Winter 2025 - Vol. 20, No. 4


SCIENTIFIC REPORT

Two Cases of Hemolytic Anemia Due to Paravalvular Leak
Successfully Treated with Percutaneous Closure
 
foley Landis Biggs
Foley                              Landis                              Biggs
  
T. Raymond Foley IV, MD, FACC, FSCAI
Interventional and Structural Cardiologist
The Heart Group of Lancaster General Health


Kimberly Landis, MSN, CRNP
Valve Coordinator, Structural Heart
The Heart Group of Lancaster General Health


Ross Biggs, DO, FACC
Section Chief, Non-Invasive Cardiology
The Heart Group of Lancaster General Health

 
Paravalvular regurgitation (PVR) is the leading cause of hemolytic anemia in patients with prosthetic heart valves.1 We present two cases of patients who developed hemolytic anemia and associated symptoms due to paravalvular leak (PVL), both of which were successfully treated with transcatheter closure.

CASE 1
History of Presentation
A 70-year-old female is referred to the Cardiology clinic with complaints of shortness of breath, classified as New York Heart Association (NYHA) functional class III. She had undergone transcatheter aortic valve replacement (TAVR) in 2022 and surgical mitral valve replacement (MVR) in 2023. Over the previous 12 months, she developed macrocytic anemia.
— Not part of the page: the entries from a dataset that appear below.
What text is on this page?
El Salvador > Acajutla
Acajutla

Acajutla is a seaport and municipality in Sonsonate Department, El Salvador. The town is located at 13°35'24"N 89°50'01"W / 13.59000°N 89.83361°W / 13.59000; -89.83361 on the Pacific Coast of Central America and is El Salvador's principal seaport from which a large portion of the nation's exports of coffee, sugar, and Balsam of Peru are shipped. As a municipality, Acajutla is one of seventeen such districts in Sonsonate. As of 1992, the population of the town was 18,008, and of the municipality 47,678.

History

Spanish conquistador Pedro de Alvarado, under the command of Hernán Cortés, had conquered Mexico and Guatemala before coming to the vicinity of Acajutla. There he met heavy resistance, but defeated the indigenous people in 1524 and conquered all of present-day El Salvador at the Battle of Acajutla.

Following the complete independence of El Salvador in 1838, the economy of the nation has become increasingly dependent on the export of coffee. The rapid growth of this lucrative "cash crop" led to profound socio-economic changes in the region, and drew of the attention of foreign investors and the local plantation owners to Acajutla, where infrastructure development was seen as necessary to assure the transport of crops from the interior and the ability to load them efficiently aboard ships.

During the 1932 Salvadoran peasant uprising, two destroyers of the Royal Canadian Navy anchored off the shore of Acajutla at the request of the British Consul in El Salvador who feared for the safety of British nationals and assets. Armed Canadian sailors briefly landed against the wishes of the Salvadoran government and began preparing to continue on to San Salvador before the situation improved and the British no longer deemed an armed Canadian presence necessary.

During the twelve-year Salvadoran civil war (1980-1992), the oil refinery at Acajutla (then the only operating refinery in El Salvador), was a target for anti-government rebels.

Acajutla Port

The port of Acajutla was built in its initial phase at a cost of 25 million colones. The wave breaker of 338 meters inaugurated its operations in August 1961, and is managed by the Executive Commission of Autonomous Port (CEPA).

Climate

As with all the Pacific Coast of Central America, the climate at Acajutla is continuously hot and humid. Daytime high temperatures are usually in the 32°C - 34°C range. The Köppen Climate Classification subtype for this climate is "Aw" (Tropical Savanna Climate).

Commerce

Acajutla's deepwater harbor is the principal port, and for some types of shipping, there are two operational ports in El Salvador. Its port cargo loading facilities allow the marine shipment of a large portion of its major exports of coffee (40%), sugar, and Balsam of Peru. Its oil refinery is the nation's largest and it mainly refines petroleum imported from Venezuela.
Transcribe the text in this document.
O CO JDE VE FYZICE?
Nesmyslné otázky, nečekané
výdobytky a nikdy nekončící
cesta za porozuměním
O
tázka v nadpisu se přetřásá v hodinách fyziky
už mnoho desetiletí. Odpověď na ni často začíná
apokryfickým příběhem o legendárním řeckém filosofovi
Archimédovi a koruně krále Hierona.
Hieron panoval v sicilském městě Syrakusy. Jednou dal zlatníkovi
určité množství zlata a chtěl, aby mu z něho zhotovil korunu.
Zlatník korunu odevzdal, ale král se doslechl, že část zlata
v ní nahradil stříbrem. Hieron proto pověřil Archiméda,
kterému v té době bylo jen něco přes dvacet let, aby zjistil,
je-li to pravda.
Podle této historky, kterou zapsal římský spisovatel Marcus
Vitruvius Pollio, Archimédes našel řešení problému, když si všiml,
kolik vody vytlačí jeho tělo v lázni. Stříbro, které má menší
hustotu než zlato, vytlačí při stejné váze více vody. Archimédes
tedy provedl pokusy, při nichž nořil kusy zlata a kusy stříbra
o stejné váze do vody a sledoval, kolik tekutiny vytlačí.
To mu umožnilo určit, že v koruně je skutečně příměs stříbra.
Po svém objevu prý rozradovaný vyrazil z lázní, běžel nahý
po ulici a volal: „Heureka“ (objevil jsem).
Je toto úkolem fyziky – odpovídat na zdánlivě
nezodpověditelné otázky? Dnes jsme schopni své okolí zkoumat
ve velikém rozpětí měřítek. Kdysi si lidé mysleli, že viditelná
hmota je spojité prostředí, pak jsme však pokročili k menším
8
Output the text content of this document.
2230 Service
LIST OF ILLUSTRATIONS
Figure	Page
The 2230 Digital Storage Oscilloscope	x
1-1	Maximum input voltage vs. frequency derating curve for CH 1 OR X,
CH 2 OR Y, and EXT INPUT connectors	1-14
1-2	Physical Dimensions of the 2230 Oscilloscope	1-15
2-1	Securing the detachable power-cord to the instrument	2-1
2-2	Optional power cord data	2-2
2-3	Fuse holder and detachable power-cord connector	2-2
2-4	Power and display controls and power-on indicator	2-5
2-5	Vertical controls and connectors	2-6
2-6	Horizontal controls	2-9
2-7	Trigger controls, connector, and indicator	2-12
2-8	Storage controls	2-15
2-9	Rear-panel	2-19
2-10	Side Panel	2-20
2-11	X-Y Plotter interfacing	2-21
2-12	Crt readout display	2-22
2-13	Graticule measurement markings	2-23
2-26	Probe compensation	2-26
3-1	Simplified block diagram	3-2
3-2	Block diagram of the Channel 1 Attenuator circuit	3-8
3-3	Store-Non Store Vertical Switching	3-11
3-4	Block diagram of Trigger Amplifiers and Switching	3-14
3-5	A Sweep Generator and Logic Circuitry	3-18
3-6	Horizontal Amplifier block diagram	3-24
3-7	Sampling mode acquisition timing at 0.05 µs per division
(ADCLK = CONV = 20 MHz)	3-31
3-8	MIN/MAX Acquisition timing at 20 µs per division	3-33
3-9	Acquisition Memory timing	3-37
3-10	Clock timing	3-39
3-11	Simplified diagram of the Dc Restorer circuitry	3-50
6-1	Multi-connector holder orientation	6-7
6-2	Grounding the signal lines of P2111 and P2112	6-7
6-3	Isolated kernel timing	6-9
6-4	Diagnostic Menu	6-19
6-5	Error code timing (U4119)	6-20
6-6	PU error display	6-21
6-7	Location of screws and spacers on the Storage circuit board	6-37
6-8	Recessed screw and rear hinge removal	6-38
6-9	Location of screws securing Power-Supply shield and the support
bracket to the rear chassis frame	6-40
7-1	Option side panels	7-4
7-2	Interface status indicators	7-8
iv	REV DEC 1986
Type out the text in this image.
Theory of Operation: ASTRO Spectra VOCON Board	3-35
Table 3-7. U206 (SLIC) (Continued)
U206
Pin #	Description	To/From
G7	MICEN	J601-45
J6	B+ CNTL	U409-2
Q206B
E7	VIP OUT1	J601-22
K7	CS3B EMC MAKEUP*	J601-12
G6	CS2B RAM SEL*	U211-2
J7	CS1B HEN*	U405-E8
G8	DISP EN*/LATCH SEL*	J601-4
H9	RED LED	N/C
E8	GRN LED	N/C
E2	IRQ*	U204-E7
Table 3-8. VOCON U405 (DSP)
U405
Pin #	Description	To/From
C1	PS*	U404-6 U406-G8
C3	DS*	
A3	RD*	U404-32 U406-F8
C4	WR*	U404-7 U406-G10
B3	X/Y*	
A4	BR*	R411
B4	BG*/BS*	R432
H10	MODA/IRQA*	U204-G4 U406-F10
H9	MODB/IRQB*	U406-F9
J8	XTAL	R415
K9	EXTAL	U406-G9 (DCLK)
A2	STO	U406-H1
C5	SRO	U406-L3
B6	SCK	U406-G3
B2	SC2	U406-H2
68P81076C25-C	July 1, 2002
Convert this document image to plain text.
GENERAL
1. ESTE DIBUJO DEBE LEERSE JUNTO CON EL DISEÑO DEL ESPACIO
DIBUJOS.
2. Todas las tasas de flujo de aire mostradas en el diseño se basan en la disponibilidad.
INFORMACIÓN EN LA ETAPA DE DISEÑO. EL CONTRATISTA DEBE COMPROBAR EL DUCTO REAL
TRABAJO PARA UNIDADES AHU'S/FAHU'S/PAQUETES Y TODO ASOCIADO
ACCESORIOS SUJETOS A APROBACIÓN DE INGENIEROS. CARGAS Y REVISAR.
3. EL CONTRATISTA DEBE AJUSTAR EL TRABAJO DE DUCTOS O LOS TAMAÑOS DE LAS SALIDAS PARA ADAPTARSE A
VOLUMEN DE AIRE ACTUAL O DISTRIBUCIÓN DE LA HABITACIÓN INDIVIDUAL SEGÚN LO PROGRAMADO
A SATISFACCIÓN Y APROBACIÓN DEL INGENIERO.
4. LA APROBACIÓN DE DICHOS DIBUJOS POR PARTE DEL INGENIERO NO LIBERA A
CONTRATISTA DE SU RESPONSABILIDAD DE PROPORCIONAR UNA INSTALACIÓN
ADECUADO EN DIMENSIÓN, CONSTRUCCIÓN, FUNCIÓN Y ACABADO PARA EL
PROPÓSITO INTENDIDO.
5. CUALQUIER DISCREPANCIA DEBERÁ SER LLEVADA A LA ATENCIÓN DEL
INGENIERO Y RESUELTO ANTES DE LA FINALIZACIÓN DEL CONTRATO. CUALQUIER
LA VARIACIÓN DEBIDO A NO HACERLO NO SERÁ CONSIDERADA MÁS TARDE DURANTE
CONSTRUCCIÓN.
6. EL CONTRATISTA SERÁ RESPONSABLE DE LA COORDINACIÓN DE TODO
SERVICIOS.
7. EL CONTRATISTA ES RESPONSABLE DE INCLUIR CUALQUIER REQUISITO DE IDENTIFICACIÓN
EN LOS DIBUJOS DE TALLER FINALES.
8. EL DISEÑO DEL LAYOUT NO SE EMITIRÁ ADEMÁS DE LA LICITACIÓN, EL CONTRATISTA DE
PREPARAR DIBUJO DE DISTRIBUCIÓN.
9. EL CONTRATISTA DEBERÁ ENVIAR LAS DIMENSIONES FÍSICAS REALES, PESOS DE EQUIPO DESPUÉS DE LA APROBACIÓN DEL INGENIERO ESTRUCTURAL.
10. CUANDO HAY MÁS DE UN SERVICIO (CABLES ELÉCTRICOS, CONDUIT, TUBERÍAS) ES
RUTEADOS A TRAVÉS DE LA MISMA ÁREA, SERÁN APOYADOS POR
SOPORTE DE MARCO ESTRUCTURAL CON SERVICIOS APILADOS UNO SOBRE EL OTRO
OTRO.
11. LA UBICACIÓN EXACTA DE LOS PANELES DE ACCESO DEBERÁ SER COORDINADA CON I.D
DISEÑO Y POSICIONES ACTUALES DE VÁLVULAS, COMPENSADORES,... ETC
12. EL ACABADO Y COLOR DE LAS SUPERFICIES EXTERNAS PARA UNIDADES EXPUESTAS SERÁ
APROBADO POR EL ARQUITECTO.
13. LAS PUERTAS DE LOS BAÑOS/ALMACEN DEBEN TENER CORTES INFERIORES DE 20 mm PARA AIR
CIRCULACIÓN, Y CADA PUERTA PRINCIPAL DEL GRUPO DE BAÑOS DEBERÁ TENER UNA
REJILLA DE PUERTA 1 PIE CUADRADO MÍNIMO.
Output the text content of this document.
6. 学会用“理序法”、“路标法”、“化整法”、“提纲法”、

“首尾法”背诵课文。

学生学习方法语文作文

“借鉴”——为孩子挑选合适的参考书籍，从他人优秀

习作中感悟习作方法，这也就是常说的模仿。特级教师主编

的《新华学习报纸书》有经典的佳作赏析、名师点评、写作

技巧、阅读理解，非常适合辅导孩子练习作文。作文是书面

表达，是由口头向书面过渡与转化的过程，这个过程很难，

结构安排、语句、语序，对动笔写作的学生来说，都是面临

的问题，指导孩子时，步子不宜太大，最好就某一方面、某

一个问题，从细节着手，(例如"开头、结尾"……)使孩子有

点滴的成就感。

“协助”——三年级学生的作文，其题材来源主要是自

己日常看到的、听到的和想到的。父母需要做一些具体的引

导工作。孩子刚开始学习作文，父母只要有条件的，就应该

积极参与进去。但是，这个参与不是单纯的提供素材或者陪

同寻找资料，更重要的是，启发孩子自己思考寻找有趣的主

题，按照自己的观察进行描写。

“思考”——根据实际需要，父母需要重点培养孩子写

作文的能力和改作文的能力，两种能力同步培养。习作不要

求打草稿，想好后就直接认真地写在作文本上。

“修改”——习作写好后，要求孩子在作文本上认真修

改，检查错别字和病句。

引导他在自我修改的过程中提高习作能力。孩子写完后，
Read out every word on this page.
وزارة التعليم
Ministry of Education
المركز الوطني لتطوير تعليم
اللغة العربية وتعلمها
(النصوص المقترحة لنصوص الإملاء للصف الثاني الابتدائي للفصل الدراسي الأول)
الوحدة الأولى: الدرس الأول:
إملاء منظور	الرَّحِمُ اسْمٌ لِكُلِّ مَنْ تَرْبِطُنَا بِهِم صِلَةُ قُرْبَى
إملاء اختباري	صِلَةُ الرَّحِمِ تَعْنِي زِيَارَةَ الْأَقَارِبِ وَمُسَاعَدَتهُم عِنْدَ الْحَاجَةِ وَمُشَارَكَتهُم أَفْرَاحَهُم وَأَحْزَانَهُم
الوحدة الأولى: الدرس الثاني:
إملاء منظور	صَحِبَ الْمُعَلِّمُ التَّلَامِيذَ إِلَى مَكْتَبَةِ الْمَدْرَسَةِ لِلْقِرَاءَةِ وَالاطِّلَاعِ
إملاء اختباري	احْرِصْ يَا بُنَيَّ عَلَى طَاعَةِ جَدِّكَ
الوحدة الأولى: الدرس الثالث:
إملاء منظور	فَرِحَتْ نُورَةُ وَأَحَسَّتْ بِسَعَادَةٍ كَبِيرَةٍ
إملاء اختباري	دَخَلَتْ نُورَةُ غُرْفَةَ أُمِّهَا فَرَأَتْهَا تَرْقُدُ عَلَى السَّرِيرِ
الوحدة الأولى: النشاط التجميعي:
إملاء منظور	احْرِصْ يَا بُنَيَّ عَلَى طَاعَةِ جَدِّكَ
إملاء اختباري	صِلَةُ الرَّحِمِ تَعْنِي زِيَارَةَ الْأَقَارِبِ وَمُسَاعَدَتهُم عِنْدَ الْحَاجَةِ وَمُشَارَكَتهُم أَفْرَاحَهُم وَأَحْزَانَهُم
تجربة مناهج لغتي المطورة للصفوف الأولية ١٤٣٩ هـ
Upon presentation, her hemoglobin is 8.4 g/dL (normal range: 12-16 g/dL) and her mean corpuscular volume (MCV) is 110 fL (normal range: 80-99 fL).

Past Medical History
The patient’s medical history is significant for cirrhosis due to autoimmune hepatitis and primary biliary cirrhosis overlap, for which she is on chronic immunosuppressive therapy. In 2022, she underwent TAVR at another institution, complicated by a right femoral artery pseudoaneurysm requiring surgical repair.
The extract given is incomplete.